During a press point on Monday, Sa’ar effectively took a swipe at Kallas, prompting several EU diplomats to reproach Šuica for not sticking up to defend her colleague.
“What a fine display of ‘solidarity and coordination’ in the EU,” Josep Borrell, the previous EU foreign policy chief, wrote on X. Borrell, who preceded Kallas in his post, clashed multiple times with von der Leyen over Israel.
Independent initiatives
This is not the first time Šuica has gone her own way, breaking with the EU’s chief diplomat and with capitals to pursue independent foreign policy initiatives.
She was also the only EU institutional representative to join the Board of Peace, US President Donald Trump’s peacebuilding initiative for Gaza, which most EU countries boycotted, seeing it as a rival to the United Nations.
According to several EU diplomats who spoke to Euronews on condition of anonymity, these are not personal initiatives but part of a wider push by the Commission to seize control of foreign policy.
“Šuica has [European Commission President] von der Leyen’s backing to take these initiatives. That’s no secret,” an EU diplomat said. “The question is what damage that does.”
A second diplomat said that the trip sends a message to Kallas, “that von der Leyen does not need her.”
The EU’s diplomatic service has come under growing pressure as von der Leyen has systematically expanded the Commission’s reach into geopolitics.
Earlier this month, selective media reports suggested key member states were considering clipping the wings of the European External Action Service (EEAS) altogether — when that was just one option on the table, alongside strengthening the high representative’s role.
Diverging policies
Israel is perhaps the one issue where such competition for setting the foreign policy agenda emerges most clearly.
MEP Hildegard Bentele (EPP/Germany), chair of the EU-Israel delegation, welcomed the fact that Kallas was not the only one in charge of external relations.
“Instead of disturbing rhetoric about Israel from HRVP Kallas, I appreciate and fully support the responsible, practical, constructive and open approach of Commissioner Šuica,” Bentele told Euronews.
By contrast, most EU countries, and Kallas on their behalf, have piled pressure on the Commission to bring forward trade restrictions targeting Israeli settlements in the occupied Palestinian territories.
“The Commission is clearly practising obstructionism on any measures against Israel,” said MEP Lucia Annunziata (S&D/Italy), also a member of the EU-Israel delegation, citing the lengthy discussions on the suspension of the association agreement.
“Things are now slowly moving, probably because of pressure from the member states,” she added.
Last week, EU leaders endorsed a statement calling on the Commission to present options before the next meeting of foreign affairs ministers on 13 July.
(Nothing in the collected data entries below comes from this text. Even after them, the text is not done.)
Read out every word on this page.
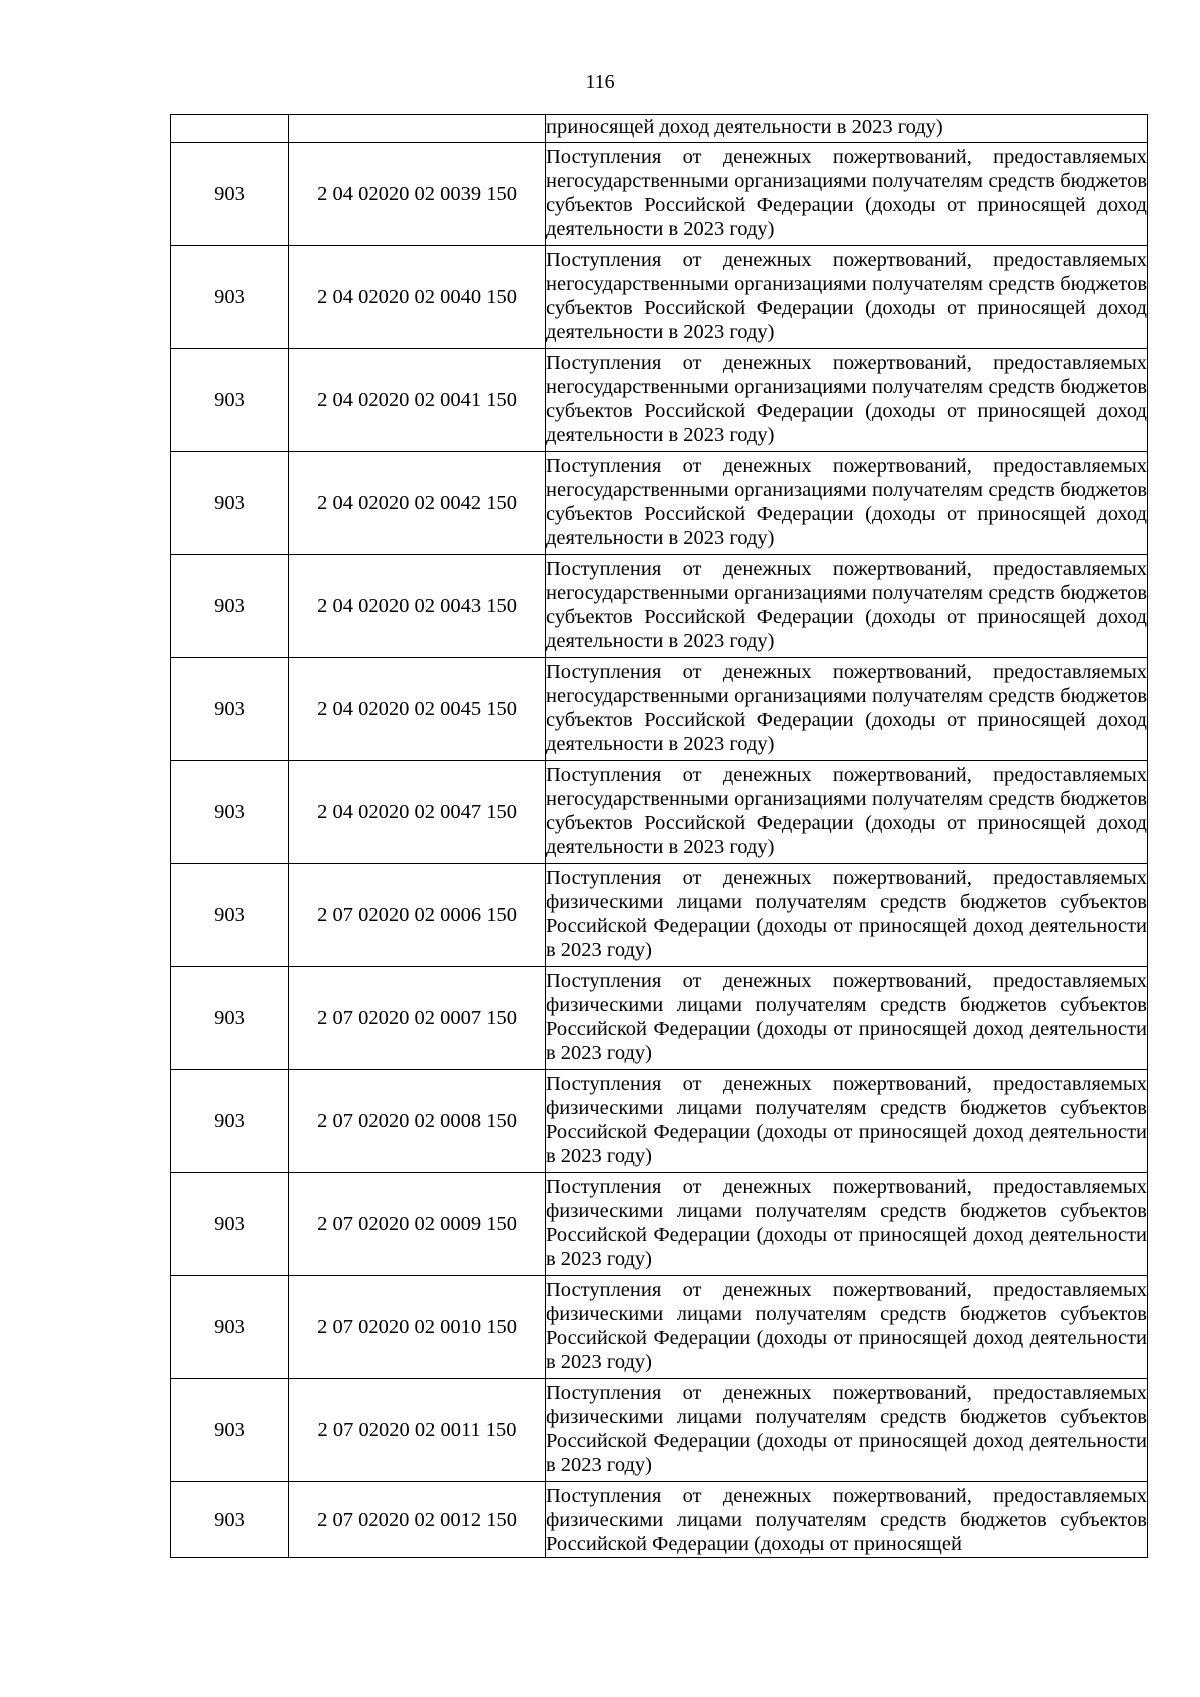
116

		приносящей доход деятельности в 2023 году)

903	2 04 02020 02 0039 150	Поступления от денежных пожертвований, предоставляемых негосударственными организациями получателям средств бюджетов субъектов Российской Федерации (доходы от приносящей доход деятельности в 2023 году)

903	2 04 02020 02 0040 150	Поступления от денежных пожертвований, предоставляемых негосударственными организациями получателям средств бюджетов субъектов Российской Федерации (доходы от приносящей доход деятельности в 2023 году)

903	2 04 02020 02 0041 150	Поступления от денежных пожертвований, предоставляемых негосударственными организациями получателям средств бюджетов субъектов Российской Федерации (доходы от приносящей доход деятельности в 2023 году)

903	2 04 02020 02 0042 150	Поступления от денежных пожертвований, предоставляемых негосударственными организациями получателям средств бюджетов субъектов Российской Федерации (доходы от приносящей доход деятельности в 2023 году)

903	2 04 02020 02 0043 150	Поступления от денежных пожертвований, предоставляемых негосударственными организациями получателям средств бюджетов субъектов Российской Федерации (доходы от приносящей доход деятельности в 2023 году)

903	2 04 02020 02 0045 150	Поступления от денежных пожертвований, предоставляемых негосударственными организациями получателям средств бюджетов субъектов Российской Федерации (доходы от приносящей доход деятельности в 2023 году)

903	2 04 02020 02 0047 150	Поступления от денежных пожертвований, предоставляемых негосударственными организациями получателям средств бюджетов субъектов Российской Федерации (доходы от приносящей доход деятельности в 2023 году)

903	2 07 02020 02 0006 150	Поступления от денежных пожертвований, предоставляемых физическими лицами получателям средств бюджетов субъектов Российской Федерации (доходы от приносящей доход деятельности в 2023 году)

903	2 07 02020 02 0007 150	Поступления от денежных пожертвований, предоставляемых физическими лицами получателям средств бюджетов субъектов Российской Федерации (доходы от приносящей доход деятельности в 2023 году)

903	2 07 02020 02 0008 150	Поступления от денежных пожертвований, предоставляемых физическими лицами получателям средств бюджетов субъектов Российской Федерации (доходы от приносящей доход деятельности в 2023 году)

903	2 07 02020 02 0009 150	Поступления от денежных пожертвований, предоставляемых физическими лицами получателям средств бюджетов субъектов Российской Федерации (доходы от приносящей доход деятельности в 2023 году)

903	2 07 02020 02 0010 150	Поступления от денежных пожертвований, предоставляемых физическими лицами получателям средств бюджетов субъектов Российской Федерации (доходы от приносящей доход деятельности в 2023 году)

903	2 07 02020 02 0011 150	Поступления от денежных пожертвований, предоставляемых физическими лицами получателям средств бюджетов субъектов Российской Федерации (доходы от приносящей доход деятельности в 2023 году)

903	2 07 02020 02 0012 150	Поступления от денежных пожертвований, предоставляемых физическими лицами получателям средств бюджетов субъектов Российской Федерации (доходы от приносящей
At a press briefing on Tuesday, Commission spokesperson for trade Olof Gill said he would not “speculate” on what these options would entail.
A feature, not a bug
Diplomatic sources point out that these tensions between the Commission and the EEAS are not about one commissioner but are structural.
In particular, Šuica’s Directorate-General for the Middle East, North Africa and the Gulf (DG MENA) was set up at the start of this Commission’s term precisely to absorb foreign policy competences.
Thus, the role of the Mediterranean Commissioner seems meant to compete with the EEAS’ own turf, allowing the EU executive to step into foreign policy matters when it feels the time is right to exert independent diplomatic actions.
“The Commissioner has a portfolio of her own, and must be able to work on her topics,” a third diplomat said, recognising that these questions were taken away from the EEAS at the beginning of the mandate.
However, there are also those who underline that the overall effect is to undermine the bloc’s coherence in the delicate foreign policy sphere, already a difficult terrain on which European governments are seldom fully aligned.
As one put it: “If you want coherence, you have to work for it.”